Architect's rendering of the $700 million Philly Live! Hotel & Casino complex at 900 Packer Avenue in South Philadelphia (drawings current 11/28/2018). Cordish Cos. of Baltimore, which recently acquired 100 percent control of Stadium Casino LLC, says it plans to finish the project by December 2020. (Stadium Casino LLC)
Architect's rendering of the $700 million Philly Live! Hotel & Casino complex at 900 Packer Avenue in South Philadelphia (drawings current 11/28/2018). Cordish Cos. of Baltimore, which recently acquired 100 percent control of Stadium Casino LLC, says it plans to finish the project by December 2020. (Stadium Casino LLC)Read moreStadium Casino LLC

The long-delayed casino near the sports stadium complex in South Philadelphia received another extension from the often-acquiescent Pennsylvania Gaming Control Board.

This casino has gone through changes in names, locations, and owners since the license was awarded in 2006 to Foxwoods Casino Philadelphia, which failed to get financing. The latest developer – who has close ties to President Trump and has been accused of racial discrimination — now says the Live! Hotel & Casino Philadelphia will open in 2020.

But this is one can we would be happy to see continually kicked down the road.

The reason is simple: More gambling in the poorest big city in America is no way to grow a sustainable economy. The addition of a couple of hundred casino jobs in a city of 1.5 million is not worth the hundreds of millions of dollars in wealth that will be stripped from customers annually.

Americans lost $107 billion last year at casinos, lotteries, and offshore regulated betting, according to H2 Gambling Capital. They are projected to lose more than $1 trillion in wealth to government-sanctioned gambling over the next eight years, the head of Stop Predatory Gambling told a House subcommittee in September. Gamblers in Pennsylvania casinos have gone home more than $30 billion poorer since gambling was legalized in 2006.
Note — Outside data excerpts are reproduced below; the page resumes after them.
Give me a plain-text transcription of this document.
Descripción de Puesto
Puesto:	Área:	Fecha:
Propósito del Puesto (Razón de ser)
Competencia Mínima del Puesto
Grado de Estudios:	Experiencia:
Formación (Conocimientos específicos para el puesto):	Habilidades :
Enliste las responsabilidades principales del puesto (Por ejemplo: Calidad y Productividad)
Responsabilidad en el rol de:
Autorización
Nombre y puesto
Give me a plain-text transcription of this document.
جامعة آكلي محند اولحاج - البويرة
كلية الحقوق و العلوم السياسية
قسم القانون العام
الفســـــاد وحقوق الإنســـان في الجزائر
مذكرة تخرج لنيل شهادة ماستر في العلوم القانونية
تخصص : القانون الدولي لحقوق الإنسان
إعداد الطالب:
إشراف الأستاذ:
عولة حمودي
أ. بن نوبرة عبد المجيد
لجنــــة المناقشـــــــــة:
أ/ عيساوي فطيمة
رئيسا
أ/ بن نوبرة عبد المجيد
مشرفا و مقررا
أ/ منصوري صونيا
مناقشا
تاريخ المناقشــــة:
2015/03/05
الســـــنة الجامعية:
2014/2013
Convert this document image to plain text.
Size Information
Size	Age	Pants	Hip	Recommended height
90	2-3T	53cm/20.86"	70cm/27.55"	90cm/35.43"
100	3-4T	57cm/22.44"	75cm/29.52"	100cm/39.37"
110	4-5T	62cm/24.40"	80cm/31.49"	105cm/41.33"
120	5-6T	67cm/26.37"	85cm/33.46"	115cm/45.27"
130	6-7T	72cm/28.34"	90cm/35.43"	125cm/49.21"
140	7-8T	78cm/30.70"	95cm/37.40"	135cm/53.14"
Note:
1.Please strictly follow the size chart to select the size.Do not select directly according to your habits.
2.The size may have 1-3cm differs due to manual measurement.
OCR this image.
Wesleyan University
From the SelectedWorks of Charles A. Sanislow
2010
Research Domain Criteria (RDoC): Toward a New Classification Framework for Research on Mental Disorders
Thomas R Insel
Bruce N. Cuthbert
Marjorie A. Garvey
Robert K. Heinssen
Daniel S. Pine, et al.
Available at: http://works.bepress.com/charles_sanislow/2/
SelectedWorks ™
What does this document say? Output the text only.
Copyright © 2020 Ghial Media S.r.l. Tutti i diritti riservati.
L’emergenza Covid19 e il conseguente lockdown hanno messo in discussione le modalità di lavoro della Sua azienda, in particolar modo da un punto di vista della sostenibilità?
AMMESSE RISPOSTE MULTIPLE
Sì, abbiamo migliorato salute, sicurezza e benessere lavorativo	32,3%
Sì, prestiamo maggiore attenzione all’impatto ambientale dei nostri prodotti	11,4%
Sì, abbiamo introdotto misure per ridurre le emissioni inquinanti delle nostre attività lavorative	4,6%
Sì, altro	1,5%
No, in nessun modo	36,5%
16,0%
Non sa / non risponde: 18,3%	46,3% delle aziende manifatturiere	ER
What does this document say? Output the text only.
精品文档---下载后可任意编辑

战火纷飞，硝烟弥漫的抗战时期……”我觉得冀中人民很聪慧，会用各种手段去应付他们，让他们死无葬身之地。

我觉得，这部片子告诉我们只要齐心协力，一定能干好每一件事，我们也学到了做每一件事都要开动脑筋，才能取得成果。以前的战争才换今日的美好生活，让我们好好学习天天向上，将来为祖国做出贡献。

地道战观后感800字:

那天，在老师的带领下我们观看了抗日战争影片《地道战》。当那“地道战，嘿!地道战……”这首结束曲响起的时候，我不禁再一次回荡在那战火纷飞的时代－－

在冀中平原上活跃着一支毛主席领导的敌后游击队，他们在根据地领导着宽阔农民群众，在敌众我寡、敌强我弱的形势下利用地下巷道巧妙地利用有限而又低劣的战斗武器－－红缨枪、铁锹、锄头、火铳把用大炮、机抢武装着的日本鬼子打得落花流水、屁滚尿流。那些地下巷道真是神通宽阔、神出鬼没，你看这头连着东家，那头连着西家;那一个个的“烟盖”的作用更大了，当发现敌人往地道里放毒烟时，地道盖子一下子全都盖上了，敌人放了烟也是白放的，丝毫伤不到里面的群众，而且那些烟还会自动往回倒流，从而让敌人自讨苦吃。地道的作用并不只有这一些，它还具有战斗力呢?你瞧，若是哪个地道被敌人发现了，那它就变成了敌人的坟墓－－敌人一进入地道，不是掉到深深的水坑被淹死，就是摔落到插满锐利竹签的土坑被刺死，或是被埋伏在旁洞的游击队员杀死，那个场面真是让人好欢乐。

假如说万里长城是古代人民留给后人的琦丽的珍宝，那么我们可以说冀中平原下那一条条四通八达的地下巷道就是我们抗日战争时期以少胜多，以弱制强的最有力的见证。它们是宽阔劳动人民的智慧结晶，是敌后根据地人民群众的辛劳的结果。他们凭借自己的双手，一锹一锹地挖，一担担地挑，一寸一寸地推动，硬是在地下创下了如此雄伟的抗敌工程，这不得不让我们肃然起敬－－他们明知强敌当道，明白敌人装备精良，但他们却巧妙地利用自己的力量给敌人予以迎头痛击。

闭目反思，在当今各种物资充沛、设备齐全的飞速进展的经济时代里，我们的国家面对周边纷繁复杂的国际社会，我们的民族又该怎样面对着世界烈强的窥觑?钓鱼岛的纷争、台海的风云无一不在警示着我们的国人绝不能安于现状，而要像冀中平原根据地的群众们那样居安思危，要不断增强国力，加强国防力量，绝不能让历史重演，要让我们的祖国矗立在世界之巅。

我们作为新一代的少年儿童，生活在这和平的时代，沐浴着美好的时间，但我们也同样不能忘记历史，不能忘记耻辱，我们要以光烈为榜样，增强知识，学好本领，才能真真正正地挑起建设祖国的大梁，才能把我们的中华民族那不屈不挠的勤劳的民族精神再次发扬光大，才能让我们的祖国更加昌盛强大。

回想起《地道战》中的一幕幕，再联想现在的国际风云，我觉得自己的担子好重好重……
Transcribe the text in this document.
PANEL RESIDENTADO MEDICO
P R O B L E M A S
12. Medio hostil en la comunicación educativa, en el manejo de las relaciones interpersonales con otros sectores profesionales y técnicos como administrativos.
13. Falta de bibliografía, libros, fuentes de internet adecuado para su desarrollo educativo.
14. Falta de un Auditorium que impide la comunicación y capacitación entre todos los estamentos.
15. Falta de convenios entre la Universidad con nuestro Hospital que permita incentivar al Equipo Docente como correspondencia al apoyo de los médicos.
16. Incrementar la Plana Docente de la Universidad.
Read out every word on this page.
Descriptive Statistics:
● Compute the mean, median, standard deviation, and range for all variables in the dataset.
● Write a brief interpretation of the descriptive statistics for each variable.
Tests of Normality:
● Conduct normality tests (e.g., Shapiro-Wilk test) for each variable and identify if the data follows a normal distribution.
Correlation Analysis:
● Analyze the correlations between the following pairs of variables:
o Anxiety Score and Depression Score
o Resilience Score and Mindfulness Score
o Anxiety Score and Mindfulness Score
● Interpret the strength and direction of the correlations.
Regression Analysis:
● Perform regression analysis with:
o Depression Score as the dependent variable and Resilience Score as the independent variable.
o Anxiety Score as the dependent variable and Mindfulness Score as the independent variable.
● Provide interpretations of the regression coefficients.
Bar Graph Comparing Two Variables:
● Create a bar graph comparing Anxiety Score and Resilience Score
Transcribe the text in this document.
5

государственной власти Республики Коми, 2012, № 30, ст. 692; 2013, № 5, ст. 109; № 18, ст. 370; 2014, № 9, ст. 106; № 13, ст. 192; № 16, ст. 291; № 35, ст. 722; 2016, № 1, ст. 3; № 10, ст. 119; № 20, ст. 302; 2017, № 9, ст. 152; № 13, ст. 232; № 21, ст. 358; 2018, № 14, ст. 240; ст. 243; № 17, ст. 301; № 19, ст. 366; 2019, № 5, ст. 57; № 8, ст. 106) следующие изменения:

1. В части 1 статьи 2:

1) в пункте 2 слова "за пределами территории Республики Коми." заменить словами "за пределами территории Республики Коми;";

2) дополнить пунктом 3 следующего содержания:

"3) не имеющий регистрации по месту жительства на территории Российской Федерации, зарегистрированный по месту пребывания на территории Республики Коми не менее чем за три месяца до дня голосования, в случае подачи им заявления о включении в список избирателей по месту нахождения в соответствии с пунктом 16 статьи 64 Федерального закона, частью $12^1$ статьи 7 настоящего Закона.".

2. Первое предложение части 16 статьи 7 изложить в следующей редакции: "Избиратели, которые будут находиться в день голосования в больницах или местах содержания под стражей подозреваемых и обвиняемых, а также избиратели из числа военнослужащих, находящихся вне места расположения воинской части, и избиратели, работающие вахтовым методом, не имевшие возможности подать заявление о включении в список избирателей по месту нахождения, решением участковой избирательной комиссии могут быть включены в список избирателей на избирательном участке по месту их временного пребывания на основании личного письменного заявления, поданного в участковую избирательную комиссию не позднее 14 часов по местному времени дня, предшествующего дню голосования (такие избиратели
Supporters tout casinos as just another form of entertainment, and never dare utter the word gambling. The industry term is gaming, as if casinos are just fun and games. But this is hardly a benign business.

Casinos aggressively market to gamblers. Studies show anywhere from 30 to 60 percent of casino revenues come from problem or pathological gamblers. And many casinos get 90 percent of their revenue from 10 percent of customers.

A SugarHouse official once boasted that a large percentage of their customers come "three, four, five times a week." A Harrah's casino official in Chester said a segment of its customers come nearly six times a week.

Today's sophisticated slot machines are designed to addict gamblers. Sadly, the state lawmakers who enabled casinos and continue to expand gambling – including a new law that allows betting at truck stops, airports, and online — are just as addicted to the tax revenue generated from citizens they are sworn to protect.

Adding a casino within a stone's throw of the stadium complex is a particularly bad idea. The recent legalization of sports betting will make it easier for fans to bet on their way into games, spurring further losses and addiction.

It also threatens to damage the integrity of sports. Imagine if a casino was in the Vet Stadium parking lot when Pete Rose played for the Phillies. But the sports leagues that once opposed betting on games now want in on the action.  Major League Baseball just named MGM Resorts International its official "gaming" partner.

Having a casino operating round the clock next to the parking lot where thousands of Eagles fans party for hours before and after games is also asking for trouble. Same goes for concert fans and other sports fans.

The state and city should stop betting against residents and enact polices that help build wealth.